Ay 6: ‘kepercayaan’.
KJV/RSV/NASB: ‘confidence’ [= keyakinan].
NIV: ‘courage’ [= keberanian].
Adam Clarke (tentang Ibr
3:6): “‘If we hold fast the confidence.’ We are now his
church, and shall continue to be such, and be acknowledged by him as we
maintain our Christian profession, teen parreesian, that liberty
of access to God, which we now have, and the rejoicing of the hope, i.e. of
eternal life which we shall receive at the resurrection of the dead. The word parreesia, which is here
translated confidence, and which signifies freedom of speech, liberty of
access, etc., seems to be used here to distinguish an important Christian
privilege.
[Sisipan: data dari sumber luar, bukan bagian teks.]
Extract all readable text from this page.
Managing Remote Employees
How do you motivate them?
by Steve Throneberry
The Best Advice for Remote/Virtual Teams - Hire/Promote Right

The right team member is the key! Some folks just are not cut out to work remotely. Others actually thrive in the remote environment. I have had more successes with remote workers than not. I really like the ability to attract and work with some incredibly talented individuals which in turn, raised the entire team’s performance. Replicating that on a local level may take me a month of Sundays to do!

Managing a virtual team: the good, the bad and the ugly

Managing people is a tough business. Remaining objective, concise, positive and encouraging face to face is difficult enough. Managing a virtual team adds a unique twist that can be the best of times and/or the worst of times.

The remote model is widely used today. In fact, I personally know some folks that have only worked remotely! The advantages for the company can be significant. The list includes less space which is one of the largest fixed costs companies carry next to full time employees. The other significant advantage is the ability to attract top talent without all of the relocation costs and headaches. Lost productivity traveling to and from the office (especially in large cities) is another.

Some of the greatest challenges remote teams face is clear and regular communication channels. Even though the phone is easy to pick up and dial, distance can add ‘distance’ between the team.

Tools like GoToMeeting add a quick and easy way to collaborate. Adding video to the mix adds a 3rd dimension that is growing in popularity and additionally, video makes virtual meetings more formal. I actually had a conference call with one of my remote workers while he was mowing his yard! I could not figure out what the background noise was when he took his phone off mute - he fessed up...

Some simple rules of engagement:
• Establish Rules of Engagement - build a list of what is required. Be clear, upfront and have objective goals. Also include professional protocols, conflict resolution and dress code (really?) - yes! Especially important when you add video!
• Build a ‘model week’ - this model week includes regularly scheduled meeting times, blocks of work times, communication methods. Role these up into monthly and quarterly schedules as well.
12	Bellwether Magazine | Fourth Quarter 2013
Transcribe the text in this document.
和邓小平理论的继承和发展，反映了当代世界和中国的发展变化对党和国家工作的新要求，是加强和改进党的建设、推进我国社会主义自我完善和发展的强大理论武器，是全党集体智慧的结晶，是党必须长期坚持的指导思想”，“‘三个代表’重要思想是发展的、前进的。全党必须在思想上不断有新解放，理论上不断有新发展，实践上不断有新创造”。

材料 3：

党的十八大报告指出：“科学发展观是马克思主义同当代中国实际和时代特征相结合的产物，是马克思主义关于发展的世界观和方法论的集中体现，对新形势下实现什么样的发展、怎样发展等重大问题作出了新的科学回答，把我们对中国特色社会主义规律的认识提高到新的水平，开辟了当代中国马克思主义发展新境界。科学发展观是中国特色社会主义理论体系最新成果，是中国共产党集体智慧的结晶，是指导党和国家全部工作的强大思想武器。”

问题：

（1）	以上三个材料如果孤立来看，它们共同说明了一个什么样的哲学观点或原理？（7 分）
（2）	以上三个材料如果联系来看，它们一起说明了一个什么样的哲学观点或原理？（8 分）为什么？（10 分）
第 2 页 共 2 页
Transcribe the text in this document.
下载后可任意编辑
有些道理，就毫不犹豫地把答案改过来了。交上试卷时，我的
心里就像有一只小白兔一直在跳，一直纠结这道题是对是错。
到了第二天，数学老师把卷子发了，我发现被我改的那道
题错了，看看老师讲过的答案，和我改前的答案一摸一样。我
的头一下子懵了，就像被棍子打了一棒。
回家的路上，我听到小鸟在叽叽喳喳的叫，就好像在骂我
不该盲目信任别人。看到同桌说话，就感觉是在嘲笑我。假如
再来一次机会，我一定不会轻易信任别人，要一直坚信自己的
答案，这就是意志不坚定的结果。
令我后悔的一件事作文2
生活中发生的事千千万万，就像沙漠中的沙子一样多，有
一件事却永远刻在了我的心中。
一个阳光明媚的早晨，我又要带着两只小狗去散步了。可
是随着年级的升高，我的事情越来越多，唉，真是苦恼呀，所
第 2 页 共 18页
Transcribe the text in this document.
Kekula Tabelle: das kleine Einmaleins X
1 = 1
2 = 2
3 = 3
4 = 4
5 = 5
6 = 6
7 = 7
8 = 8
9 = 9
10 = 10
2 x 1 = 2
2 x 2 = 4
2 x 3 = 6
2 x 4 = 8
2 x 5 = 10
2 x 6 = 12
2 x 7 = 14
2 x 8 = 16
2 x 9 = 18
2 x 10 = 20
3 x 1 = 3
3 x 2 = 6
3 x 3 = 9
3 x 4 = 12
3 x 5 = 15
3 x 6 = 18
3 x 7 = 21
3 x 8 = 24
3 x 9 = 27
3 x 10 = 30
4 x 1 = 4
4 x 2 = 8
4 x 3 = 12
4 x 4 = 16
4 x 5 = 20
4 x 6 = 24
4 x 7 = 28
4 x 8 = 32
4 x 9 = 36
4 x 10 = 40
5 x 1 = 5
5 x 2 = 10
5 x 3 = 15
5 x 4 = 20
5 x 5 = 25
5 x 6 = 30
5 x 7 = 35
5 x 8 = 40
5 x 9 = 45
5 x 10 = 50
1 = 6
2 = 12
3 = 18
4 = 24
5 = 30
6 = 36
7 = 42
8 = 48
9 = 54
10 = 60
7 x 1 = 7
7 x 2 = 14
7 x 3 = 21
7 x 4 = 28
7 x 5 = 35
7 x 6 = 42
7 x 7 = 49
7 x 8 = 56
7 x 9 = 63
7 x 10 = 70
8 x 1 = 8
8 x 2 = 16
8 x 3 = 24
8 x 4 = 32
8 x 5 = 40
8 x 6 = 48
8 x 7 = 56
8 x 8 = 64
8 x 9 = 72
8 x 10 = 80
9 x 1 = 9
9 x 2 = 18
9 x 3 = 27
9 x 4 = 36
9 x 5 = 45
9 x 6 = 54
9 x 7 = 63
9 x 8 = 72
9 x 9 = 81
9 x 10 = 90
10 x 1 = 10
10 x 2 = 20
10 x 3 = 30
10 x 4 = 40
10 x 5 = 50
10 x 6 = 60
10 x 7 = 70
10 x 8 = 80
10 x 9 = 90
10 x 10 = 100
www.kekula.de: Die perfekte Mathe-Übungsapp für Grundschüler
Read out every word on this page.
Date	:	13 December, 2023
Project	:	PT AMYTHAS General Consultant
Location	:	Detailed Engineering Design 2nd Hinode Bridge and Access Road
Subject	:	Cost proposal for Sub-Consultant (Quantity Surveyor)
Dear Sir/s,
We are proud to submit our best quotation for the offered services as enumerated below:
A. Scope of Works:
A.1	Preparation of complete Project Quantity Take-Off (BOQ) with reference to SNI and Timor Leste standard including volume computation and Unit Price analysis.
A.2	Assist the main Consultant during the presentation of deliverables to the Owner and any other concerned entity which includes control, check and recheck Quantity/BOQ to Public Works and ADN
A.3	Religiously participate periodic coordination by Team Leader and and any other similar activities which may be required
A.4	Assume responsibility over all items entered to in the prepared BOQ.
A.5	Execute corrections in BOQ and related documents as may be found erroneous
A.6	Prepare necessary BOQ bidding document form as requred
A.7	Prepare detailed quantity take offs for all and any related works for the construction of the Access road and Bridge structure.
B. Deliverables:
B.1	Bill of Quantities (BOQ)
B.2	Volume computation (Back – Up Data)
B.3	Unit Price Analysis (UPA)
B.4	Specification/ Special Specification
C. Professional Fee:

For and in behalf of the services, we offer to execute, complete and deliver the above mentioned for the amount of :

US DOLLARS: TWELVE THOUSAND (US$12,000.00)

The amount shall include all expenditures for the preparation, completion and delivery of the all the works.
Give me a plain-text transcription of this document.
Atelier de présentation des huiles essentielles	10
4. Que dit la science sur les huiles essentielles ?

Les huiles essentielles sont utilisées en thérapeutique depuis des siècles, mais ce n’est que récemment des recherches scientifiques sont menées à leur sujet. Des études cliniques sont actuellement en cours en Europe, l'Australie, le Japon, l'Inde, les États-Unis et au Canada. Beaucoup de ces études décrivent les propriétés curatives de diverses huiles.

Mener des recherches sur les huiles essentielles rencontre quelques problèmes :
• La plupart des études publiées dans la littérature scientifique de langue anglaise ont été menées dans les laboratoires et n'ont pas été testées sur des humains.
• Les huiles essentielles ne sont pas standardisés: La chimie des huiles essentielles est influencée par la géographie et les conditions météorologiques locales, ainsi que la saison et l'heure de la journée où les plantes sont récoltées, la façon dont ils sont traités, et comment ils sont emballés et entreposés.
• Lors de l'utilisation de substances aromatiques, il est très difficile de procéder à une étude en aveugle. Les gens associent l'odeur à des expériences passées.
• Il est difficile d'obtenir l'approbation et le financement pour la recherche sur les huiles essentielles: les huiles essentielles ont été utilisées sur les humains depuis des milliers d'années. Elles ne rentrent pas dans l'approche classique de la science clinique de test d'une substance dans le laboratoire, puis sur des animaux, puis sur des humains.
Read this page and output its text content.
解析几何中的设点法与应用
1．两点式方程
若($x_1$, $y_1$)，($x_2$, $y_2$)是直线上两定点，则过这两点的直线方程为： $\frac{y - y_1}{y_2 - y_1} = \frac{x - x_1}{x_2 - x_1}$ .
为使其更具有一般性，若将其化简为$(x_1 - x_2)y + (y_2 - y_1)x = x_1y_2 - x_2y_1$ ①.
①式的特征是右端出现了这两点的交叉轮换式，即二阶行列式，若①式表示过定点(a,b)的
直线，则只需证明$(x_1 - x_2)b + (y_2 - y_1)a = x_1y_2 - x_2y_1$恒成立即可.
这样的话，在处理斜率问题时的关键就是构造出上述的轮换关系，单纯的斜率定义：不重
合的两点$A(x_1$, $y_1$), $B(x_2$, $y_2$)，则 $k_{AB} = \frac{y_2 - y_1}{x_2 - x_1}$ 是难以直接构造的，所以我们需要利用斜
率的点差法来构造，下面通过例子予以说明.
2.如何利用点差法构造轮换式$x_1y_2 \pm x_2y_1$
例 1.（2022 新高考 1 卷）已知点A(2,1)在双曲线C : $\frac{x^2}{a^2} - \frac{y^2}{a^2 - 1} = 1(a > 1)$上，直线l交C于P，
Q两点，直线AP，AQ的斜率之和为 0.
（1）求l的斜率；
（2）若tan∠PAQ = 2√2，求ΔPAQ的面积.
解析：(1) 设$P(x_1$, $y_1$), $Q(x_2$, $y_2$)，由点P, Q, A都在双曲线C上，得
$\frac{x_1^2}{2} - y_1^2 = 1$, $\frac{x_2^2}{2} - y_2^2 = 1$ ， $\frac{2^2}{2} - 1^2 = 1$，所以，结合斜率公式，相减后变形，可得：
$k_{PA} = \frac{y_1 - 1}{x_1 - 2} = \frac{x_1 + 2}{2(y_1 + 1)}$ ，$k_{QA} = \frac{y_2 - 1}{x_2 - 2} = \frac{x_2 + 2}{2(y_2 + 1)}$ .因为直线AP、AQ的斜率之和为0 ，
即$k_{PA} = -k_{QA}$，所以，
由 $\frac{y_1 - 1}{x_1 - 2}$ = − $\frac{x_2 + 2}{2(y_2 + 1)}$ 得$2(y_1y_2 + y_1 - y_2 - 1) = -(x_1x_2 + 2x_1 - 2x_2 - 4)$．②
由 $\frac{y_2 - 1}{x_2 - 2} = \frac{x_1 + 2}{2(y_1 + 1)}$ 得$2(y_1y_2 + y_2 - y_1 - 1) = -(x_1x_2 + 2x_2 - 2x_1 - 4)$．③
Under the old testament no man was permitted to approach to God:
even the very mountain on which God published his laws must not be touched by
man nor beast; and only the high priest was permitted to enter the holy of
holies, and that only once a year, on the great day of atonement; and even then
he must have the blood of the victim to propitiate the divine justice. Under
the Christian dispensation the way to the holiest is now laid open; and we have
parreesian, liberty, of
access, even to the holiest, by the blood of Jesus. Having such access unto
God, by such a Mediator, we may obtain all that grace which is necessary
to fit us for eternal glory; and, having the witness of his Spirit in our heart,
we have a well grounded hope of endless felicity, and exult in the enjoyment of
that hope. But if we retain not the grace, we shall
not inherit the glory.” [= ‘Jika kita memegang teguh keyakinan’.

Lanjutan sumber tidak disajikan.